Luckily, Trevor Carlson was by my side and his training from being a lifeguard and EMT for five years is what saved me over the next three days. Trevor took control of all the medical situations there and even told the so-called doctors what to do in this situation until we got to the medevac team. Luck was making itself known.
I spent the first two days at what Trevor called an apartment complex with a red cross painted on it. It wouldn’t be a place for treatment, it was simply a place to figure out the next move. I needed an emergency air medevac to take me to the closest legitimate hospital.
Working with insurance companies delayed a full day of moving closer to step one of a diagnosis. Finally, after going back and forth, there was a plan in place. An air medevac team was scheduled to fly into Nias to pick me up and take me to Singapore in two days. I needed to move closer to the airport so I wouldn’t miss the flight.

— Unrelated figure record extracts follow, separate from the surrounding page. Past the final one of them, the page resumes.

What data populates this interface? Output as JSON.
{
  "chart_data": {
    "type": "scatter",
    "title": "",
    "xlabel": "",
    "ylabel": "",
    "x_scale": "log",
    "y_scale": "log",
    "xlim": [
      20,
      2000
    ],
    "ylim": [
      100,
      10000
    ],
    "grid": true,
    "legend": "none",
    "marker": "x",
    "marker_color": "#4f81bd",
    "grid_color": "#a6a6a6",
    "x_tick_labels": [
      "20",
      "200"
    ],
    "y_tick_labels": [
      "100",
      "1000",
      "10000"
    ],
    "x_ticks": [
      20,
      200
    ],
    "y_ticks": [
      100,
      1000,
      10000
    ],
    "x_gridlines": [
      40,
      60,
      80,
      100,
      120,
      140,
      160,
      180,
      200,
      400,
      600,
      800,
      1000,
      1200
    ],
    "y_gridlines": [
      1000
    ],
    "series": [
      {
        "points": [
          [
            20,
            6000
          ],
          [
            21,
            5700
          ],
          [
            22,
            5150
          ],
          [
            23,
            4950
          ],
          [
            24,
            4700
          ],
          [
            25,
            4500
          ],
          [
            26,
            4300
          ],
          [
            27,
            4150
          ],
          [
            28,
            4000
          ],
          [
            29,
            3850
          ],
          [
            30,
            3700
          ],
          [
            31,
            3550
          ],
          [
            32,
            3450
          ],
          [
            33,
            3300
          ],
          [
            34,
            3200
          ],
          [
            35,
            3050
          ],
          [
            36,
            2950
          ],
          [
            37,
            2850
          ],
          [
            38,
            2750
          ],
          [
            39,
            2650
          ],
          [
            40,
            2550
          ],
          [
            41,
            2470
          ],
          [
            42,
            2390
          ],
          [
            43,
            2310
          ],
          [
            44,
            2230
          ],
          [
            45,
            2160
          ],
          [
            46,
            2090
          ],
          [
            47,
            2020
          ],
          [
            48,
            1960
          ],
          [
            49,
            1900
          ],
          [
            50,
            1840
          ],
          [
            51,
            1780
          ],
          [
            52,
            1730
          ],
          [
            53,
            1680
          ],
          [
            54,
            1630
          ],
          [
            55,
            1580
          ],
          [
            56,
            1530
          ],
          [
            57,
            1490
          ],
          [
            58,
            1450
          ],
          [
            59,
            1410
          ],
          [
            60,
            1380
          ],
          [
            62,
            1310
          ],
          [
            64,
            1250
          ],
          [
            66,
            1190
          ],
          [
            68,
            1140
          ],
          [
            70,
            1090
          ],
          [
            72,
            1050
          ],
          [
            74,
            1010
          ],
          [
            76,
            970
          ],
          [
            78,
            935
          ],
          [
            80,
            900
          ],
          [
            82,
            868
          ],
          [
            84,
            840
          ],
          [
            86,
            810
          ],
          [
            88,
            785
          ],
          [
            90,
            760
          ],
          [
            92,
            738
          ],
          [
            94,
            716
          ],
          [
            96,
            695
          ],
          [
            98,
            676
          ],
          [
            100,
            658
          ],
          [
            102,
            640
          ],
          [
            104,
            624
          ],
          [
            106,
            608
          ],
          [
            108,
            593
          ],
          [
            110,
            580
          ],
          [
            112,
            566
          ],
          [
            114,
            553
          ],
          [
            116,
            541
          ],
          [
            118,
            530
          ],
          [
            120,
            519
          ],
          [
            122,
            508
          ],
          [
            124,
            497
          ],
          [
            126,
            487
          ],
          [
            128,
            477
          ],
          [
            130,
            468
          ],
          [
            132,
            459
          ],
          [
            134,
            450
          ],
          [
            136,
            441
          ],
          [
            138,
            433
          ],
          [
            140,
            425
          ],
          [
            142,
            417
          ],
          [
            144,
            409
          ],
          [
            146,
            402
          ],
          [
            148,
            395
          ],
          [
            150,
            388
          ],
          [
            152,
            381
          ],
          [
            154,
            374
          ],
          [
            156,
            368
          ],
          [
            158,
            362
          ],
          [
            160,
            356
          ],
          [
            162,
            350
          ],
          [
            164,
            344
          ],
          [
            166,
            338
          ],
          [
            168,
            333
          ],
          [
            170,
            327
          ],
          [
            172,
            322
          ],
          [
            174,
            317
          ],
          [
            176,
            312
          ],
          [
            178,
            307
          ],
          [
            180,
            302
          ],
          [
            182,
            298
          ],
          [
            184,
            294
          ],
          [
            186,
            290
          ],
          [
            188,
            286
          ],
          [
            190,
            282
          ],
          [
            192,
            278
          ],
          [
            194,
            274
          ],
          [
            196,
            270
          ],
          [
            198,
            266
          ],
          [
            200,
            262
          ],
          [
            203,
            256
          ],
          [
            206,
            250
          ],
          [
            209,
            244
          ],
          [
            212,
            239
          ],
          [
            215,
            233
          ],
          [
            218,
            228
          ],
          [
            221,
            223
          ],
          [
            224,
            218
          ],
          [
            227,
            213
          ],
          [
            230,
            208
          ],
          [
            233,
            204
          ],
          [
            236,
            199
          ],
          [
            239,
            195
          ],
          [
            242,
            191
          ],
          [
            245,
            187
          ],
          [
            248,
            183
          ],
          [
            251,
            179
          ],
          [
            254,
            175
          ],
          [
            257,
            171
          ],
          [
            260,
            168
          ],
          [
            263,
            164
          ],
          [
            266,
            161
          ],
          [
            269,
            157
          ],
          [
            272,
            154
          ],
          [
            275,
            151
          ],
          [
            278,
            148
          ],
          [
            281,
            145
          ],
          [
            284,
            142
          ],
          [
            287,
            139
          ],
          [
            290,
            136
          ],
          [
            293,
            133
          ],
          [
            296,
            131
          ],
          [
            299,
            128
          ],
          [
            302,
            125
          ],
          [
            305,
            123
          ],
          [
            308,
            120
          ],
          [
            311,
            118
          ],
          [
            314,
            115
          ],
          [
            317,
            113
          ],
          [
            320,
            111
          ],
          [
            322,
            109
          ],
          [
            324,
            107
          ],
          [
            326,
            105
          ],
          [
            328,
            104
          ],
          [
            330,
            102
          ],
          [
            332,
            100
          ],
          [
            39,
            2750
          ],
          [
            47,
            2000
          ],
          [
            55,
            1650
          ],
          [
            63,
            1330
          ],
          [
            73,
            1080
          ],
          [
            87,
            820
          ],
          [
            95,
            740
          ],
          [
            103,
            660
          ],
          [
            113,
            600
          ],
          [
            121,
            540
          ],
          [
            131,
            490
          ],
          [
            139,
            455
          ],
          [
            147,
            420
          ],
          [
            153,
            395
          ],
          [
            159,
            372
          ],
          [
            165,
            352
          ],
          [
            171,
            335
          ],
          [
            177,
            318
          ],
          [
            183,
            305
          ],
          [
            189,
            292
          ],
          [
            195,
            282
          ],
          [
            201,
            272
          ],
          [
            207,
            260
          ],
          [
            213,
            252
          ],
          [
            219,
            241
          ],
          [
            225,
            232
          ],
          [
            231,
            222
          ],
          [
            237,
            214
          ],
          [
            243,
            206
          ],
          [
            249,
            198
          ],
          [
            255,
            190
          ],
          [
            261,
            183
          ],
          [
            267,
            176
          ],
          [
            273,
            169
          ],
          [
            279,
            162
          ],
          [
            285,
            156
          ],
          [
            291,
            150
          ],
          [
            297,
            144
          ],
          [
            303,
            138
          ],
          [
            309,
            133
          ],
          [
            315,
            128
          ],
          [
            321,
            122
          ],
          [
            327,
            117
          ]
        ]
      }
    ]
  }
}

What took three hours on the way in took seven hours on the way out, because the taxi/ambulance driver drove very slowly to minimize the pain. We arrived at Tabita clinic at 9 pm, just 30 minutes away from the airport. Relief was getting closer.
The clinic had more trained personnel but little to no experience with spinal injuries. At the most, I was given some pain relievers for my back and some oxygen to cope with the water bubbling in my lungs. I would get the best four hours of sleep I had in two days. Luck made itself visible.
At the airport, a trained air medevac team was waiting for me with proper medical gear and a plan to get me to Singapore. What I thought was a flight straight to Singapore turned into a curveball when we landed in Malaysia. The flight itself took a total of three hours with a stop in Medan to go through immigration out of Indonesia, and then we would have to cross the border to get to Singapore. Since it was Friday and the border was packed, it took another three hours. I was told it was an hour and a half drive. Luck is laughing at me.
We finally arrived at Mount Elizabeth Hospital in Singapore at 10pm. The medical facility had highly trained staff and the most up-to-date medical equipment. A huge weight lifted off my shoulders as I knew I was in the best possible hands I could be in. After sitting through an X-ray and two MRIs, I finally got a diagnosis. It made me break into tears: the doctors found nothing life threatening and told me I would be able to walk again. With extensive rehab coming my way, the doctors said I will eventually make a full recovery.
From the highest of highs to the lowest of lows, I was ecstatic to find out that I was given a chance to be normal again. Just the simple fact that I will return to normal is a miracle. The endless support from my family, friends, and the worldwide surfing community boosted my spirit. I can’t express how thankful I am to have the support I’ve had through the hardest situation I’ve ever been in. Through this experience, I think that luck is just a small part of a bigger picture. Luck is pushed by love–and where there is love, there is life.